Обычно Дима любил находиться в кофейне. Обычно ему нравилось переплетение красного, зеленого и белого цветов в интерьере. Обычно нравилось, что над каждым столиком висела красивая лампочка с белым минималистическим плафоном. Обычно нравилось, что кофемашина была не автоматической, а как положено двухрожковой, потому что при каждом изготовлении напитка он мог вложить свою душу в процесс: сначала постараться идеально ровно протемперовать кофейную таблетку, затем вставить холдер в кофейную группу, нажать на кнопку пролива и подставить стакан как раз в ту же секунду, когда начиналась экстракция. Обычно.
Но не сейчас.
Все, чего он хотел – прийти домой и завалиться в кровать.
Его коллега Лера в тот вечер была единственной, кто заметил димино непривычное состояние.
– Дим, ты же знаешь, что тут у каждого второго сотрудника беды с башкой. Может, ты тоже – того, а?
Конечно, она сказала это в шутку, однако Дима воспринял это слишком серьезно и посмотрел на Леру убийственным взглядом.
– Глупости.
Придя домой после смены, Дима без чувств завалился в кровать и заснул, словно силы покинули его еще на работе. Он стал часто уставать, даже проделанные им полтора километра от кофейни до остановки отозвались в нем сильнейшим упадком сил. Он чувствовал себя в крайней степени паршиво, каждое действие, сделанное им, был из-под палки. Дима ненавидел себя за это и в то же время недоумевал, почему мир внутри него, который он строил все свои двадцать лет с помощью темперамента, крепкого характера и справедливого мировоззрения, – этот мир расстроился подобно старой гитаре. Мир окрасился в серый, и в нем не осталось ничего, что Дима взращивал в себе целые годы жизни, кроме глубокой и непонятно откуда взявшейся тоски.
Проснулся Дима совершенно разбитым.
– Ты что, не выспался сегодня? – спросила Алиса, когда они встретились в студии для съемки одного запланированного видео, еле втиснутого в ее плотное расписание. Дима давно обещал ей снять какой-нибудь эстетический ролик с ее участием.
– Не выспался, – монотонно согласился Дима, беря свою камеру. Сегодня он проснулся правда совершенно разбитым.
Алиса уже разделась и сидела на диване в одном кружевном синем белье. Это было ее идеей, включая атрибуты вроде лежащих на журнальном столике огромных разноцветных леденцов. Студию выбирала тоже Алиса. Их окружало полукруглое помещение, в центре которого стоял бело-золотой диван на фоне черно-белой картины Мерилин Монро. Алисе нравилось.

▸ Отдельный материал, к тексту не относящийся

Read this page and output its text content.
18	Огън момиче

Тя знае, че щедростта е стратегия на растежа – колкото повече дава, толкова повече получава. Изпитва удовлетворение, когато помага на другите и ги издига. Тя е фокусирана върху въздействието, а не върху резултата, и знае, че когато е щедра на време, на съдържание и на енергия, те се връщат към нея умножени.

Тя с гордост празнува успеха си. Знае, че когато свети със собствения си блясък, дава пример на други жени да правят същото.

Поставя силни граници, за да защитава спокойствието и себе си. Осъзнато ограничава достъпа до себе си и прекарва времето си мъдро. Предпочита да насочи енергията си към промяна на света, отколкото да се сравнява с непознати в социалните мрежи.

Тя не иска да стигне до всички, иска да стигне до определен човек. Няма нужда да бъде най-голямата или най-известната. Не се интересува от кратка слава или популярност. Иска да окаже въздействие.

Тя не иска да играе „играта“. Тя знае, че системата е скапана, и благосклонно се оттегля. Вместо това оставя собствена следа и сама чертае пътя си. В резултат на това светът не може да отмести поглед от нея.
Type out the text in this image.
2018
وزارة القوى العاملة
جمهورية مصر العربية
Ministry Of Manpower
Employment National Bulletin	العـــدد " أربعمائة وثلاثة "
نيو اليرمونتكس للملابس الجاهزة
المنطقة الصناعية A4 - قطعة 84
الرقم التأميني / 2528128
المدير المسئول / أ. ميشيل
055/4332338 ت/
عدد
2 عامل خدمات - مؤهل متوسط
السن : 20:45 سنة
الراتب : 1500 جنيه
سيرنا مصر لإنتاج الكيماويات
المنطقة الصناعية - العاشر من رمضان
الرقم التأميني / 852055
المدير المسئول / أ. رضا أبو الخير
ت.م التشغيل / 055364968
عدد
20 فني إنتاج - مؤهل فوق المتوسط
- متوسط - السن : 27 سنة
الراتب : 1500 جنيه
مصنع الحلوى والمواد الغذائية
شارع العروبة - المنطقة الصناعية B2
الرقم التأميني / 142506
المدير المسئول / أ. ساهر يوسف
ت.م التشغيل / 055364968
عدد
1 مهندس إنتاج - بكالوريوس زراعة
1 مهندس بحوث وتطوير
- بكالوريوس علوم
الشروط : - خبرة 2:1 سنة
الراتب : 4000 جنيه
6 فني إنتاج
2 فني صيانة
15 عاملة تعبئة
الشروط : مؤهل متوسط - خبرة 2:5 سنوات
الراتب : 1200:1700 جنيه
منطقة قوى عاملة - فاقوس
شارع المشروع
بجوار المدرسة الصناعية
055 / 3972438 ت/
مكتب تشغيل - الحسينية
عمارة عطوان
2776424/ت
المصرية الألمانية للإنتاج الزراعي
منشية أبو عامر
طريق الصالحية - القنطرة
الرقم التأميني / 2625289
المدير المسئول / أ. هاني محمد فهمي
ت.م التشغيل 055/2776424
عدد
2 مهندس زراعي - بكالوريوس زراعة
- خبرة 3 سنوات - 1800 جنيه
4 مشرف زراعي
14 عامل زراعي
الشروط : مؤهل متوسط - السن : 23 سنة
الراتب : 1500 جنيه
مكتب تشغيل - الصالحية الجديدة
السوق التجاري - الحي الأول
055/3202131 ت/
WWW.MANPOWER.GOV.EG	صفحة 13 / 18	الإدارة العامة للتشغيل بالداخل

Сначала они принялись снимать крупным планом, начиная с изящно лежащих на софе ног и медленно продвигаясь выше по телу. Босые с лиловым педикюром ноги плавно скользили одна по другой, приподнимая округлое бедро, кружевной бантик на котором как раз начал снимать Дима.
– Черт, – выругался он, прерывая процесс. – Руки трясутся. Давай еще раз то же самое.
Алиса недовольно, раздраженно цокнула.
– Ну, давай.
Все началось заново.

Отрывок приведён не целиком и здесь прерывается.